I teach two courses: a first year course in the Department of Political Science, and a graduate seminar in the Masters of Global Affairs Program at the Munk School of Global Affairs and Public Policy. Details below for each.

POL106H1S L0101
Contemporary Challenges to Democracy: Democracy in the Social Media Age



Social media are the predominant means by which most of the world communicates and seeks and receives information today. Like all communication technologies, the character of social media can have important influence on issues related to identity, society, and politics. Social media themselves are also important sites of political struggles, and are subject to varying types of state control and interference. In this course, we examine the relationship between democracy and social media. We will explore the underlying business model of social media, widely known as “surveillance capitalism,” and then discuss some of the ways the business model may distort public communications. We will look at disinformation on social media, and both targeted and mass surveillance undertake in and through the platforms. We will also examine the overlooked ecological impacts of social media. Finally, we will explore ways to reform and regulate social media in the public interest.

Ronald J. Deibert, Reset: Reclaiming the Internet for Civil Society (House of Anansi Press: 2020)

Format and Requirements
Essays, tests, class participation, final exam





Office Hours: By appointment only. Send email to r.deibert@utoronto.ca I will prioritize answering students’ emails promptly.


The constantly evolving digital electronic telecommunications environment that surrounds us is having dramatic and far-reaching impacts on our lives, social relationships, and systems of political authority. While they have not eliminated the perennial quest for power, security and competitive advantage among actors on the world stage, they are profoundly changing the context and the character of these contests. Individuals, organizations, corporations and states are all seeking ways to control information and information systems to pursue political objectives in the midst of a rapidly evolving technological environment.

This course is an intensive examination of the newly evolving terrain of global digital‐electronic‐telecommunications through the lens of the research of the Citizen Lab. For over 15 years, the Citizen Lab (https://citizenlab.ca/) — an interdisciplinary research laboratory based at the Munk School of Global Affairs and Public Policy, University of Toronto (which the instructor founded and currently directs) — has investigated issues at the intersection of information and communication technologies, human rights, and global security. We use a “mixed methods” approach to research combining practices from political science, law, computer science, and area studies. We see ourselves as a kind of “early warning system,” looking over the horizon, or peering beneath the covers of the technological systems that surround us, to expose abuses of power, violations of human rights, or other threats to privacy and security.

After setting the stage with some general readings on background and context, we turn to several modules organized as detailed examinations of the Citizen Lab’s mixed methods research on information controls, including analyzing Internet censorship and surveillance, investigating targeted digital espionage, uncovering privacy and security risks of mobile applications, disinformation operations, and the role of the private sector in information controls.

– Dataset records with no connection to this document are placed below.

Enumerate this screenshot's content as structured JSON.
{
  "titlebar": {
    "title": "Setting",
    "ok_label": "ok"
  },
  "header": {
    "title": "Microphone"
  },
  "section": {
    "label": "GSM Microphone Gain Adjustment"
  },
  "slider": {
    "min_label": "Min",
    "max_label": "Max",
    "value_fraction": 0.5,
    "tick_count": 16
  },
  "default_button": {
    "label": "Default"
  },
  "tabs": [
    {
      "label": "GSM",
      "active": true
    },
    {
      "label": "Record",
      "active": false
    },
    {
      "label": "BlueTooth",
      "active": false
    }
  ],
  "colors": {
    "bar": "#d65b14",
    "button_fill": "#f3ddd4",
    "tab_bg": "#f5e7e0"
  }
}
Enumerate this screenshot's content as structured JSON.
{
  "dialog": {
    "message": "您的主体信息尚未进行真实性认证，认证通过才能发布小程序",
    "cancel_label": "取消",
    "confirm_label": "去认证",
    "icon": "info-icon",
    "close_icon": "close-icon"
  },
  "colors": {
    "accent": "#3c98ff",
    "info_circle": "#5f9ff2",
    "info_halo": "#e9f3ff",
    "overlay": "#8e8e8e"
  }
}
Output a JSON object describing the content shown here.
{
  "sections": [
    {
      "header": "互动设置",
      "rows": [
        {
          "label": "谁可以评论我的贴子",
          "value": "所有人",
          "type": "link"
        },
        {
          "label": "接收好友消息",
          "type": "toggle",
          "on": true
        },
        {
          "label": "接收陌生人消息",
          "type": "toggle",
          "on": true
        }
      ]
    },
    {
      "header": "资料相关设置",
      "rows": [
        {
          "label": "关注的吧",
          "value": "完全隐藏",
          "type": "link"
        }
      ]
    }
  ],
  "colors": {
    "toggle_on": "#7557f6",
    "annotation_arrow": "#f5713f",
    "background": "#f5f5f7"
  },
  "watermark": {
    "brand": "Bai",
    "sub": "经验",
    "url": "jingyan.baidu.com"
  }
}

We conclude with an exploration of threat modeling and how each of you can increase your own digital hygiene.

The goals of the class are two-fold: first, we aim to familiarize you with the unique approach, methods, and outputs of the Citizen Lab. The Citizen Lab is a very unusual research organization. Our publications routinely make world news, and we have exposed the wrong-doings of very powerful states and companies. (Perhaps not surprisingly, these efforts have had significant repercussions, which we will discuss); second, we also aim to better equip you with the tools to help you navigate this complex, evolving terrain. You do not need to be a computer scientist or software engineer to take this course, nor will you learn how to become one. But we hope that by the end of the course you will have a better understanding of how digital-electronic-telecommunications are organized and are evolving, and more importantly how they impact your life, rights, and security.

Please familiarize yourself with the work of the Lab here: https://citizenlab.ca/. You may also want to follow the Citizen Lab twitter account @citizenlab and my twitter account @RonDeibert. The Toronto Star recently published a detailed profile of the Citizen Lab that provides a pretty decent history and overview (unfortunately it is behind a paywall).

Class participation involves active, engaged contributions to the discussion. Each student should come to class prepared to make prepared comments about the readings. Additional points are given for contributing comments that show some degree of analytical sophistication (e.g., comparing readings to one another; contrasting assumptions made in readings with evidence and clear examples). Poor participation involves not being engaged, not communicating or preparing comments in advance (i.e., being a “spectator” in class).  Do not wait for me to direct the discussion.  Come willing to engage!

Here is a good resource on the topic of active reading: http://pne.people.si.umich.edu/PDF/howtoread.pdf

Course prerequisites

Students do not require extensive technical (e.g., computer science or engineering sciences) as a prerequisite for the course as we assume non‐technical expertise. However, a basic understanding of political science, international security, and communication studies concepts will be helpful.